Ho optato altresì per un’introduzione di respiro, allo scopo, da un lato, di stabilire un dialogo a distanza con le riflessioni articolate nella prefazione dell’edizione italiana de L’histoire, pour quoi faire? e, dall’altro, di offrire al lettore gli strumenti per affrontare il nuovo volume forte di una adeguata contestualizzazione storica e della presentazione della strumentazione concettuale dell’autore. Anche La macchina del tempo è stato ben accolto. A confermarlo, con riferimento ai quotidiani, sono le recensioni relative all’edizione italiana di Franco Cardini (2019), Massimo Firpo (2018), Francesco Perfetti (2018) e Michaela Valente (2018). La consonanza con la materia trattata nel volume emerge in particolare nella recensione di Adriano Prosperi (2018), suggestivamente intitolata Gruzinski, microstoria con pinturas.

Sullo sfondo, vi è una congiuntura editoriale in cui spicca l’adozione del formato della Histoire mondiale de la France di Patrick Boucheron (Paris, Éditions du Seuil, 2017) per la Storia mondiale dell’Italia a cura di Andrea Giardina, uscito da Laterza alla fine del 2017 e invero oggetto di un’accoglienza ancipite da parte degli storici modernisti, ben esemplificata dalle perplessità di Aurelio Musi (Musi 2019) a fronte della valutazione di «solida modernità storiografica» di Serena Di Nepi (Di Nepi 2018).  Dispareri indicativi delle diverse forme di sintonizzazione della storiografia modernistica nazionale con le cornici globali che si riflettono tanto sul piano della ricerca individuale e dei Progetti di rilevante interesse nazionale del ministero dell’Università e della ricerca (PRIN) quanto in relazione alla manualistica universitaria (Bellabarba, Lavenia 2018; Mascilli Migliorini 2020).

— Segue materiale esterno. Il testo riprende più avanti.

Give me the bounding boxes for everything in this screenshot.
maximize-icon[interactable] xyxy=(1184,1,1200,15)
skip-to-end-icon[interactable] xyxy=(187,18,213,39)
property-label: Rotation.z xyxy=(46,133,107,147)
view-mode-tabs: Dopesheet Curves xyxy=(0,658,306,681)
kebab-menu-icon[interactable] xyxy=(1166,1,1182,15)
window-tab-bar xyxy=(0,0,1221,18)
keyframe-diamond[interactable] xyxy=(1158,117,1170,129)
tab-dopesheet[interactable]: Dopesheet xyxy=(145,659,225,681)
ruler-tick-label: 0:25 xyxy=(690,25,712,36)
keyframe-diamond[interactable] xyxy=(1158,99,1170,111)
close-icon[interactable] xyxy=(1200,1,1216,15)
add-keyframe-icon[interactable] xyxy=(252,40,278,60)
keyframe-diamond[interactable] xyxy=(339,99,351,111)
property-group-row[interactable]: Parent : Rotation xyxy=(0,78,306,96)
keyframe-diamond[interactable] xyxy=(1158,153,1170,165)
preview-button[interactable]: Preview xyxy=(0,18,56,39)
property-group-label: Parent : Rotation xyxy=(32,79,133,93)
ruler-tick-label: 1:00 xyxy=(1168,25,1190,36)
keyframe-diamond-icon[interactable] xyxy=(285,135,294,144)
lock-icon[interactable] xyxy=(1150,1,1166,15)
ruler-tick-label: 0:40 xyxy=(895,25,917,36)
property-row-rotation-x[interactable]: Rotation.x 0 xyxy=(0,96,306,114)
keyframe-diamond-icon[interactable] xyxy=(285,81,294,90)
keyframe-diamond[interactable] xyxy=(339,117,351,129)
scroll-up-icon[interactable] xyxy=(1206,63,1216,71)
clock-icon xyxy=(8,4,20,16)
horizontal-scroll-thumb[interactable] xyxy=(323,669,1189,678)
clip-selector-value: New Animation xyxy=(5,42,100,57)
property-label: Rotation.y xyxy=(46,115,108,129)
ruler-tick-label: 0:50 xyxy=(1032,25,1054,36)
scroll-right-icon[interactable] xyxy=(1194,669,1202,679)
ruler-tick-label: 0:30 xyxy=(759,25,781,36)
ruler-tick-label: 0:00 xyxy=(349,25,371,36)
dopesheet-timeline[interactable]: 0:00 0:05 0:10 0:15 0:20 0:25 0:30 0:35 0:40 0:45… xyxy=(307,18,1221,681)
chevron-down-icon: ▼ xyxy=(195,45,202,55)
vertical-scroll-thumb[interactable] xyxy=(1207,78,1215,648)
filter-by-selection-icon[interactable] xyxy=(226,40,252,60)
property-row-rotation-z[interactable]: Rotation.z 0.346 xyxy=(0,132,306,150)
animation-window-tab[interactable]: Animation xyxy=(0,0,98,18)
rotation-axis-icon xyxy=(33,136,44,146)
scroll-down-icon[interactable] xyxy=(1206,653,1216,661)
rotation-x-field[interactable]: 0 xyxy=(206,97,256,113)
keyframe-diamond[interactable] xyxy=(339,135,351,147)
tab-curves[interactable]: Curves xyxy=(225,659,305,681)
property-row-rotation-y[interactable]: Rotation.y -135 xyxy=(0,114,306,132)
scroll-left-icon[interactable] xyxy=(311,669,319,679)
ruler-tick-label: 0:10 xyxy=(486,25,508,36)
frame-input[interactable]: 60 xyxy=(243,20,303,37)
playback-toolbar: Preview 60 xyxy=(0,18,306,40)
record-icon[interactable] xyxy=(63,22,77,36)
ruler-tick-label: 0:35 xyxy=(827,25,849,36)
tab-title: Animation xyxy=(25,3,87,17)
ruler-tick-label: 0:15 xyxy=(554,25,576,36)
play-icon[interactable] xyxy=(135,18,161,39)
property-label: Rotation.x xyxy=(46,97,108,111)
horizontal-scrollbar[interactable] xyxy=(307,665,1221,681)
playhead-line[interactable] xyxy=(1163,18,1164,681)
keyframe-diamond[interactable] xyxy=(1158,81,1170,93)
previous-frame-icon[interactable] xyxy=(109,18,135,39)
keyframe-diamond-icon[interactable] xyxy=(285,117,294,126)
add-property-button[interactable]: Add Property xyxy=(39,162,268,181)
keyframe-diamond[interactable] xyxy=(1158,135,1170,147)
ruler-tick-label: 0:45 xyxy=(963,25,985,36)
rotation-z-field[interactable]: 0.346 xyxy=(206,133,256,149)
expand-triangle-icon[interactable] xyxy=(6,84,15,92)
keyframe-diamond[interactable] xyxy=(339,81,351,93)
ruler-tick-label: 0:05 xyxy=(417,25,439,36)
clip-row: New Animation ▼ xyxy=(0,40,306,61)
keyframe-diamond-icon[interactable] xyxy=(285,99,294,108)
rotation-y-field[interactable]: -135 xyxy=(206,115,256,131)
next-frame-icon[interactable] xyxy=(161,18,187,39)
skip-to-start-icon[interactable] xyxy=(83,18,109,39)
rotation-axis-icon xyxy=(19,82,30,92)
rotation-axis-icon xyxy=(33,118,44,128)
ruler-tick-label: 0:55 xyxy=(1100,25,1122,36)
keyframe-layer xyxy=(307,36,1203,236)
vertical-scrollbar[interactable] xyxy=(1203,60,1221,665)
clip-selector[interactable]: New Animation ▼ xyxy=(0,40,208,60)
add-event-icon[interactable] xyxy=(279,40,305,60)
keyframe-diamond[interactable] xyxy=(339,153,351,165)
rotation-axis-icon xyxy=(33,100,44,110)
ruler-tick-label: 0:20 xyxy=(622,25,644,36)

L’operazione traduttiva ripercorsa in queste pagine, come negli auspici che ne hanno ispirato la realizzazione, ha contribuito a far circolare idee, prospettive, linee interpretative e a rendere più familiari tanto le pratiche di una storia globale dal tratto schiettamente interculturale quanto il Messico in uno snodo cruciale della sua esperienza storica. Resta tuttavia il fatto che un progetto di respiro come quello in esame non risulta in ultima analisi organico alla visione della produttività scientifica che si è affermata nell’ultimo decennio nel sistema universitario italiano, focalizzata, in buona sostanza, su tipologie standardizzate di testi, per molti versi gerarchizzati a priori in base alla sede di pubblicazione. Non è dunque sorprendente che simile mediazione culturale e storiografica non risulti facilmente valorizzabile ai fini della periodica valutazione della ricerca: un risultato in qualche misura paradossale, che forse non è inutile segnalare a conclusione di questo itinerario fra storia della storiografia ed esperienza diretta, non per polemica, ma, al contrario, nello spirito di un contributo al dibattito sulle forme di produzione, validazione e circolazione del sapere in ambito umanistico.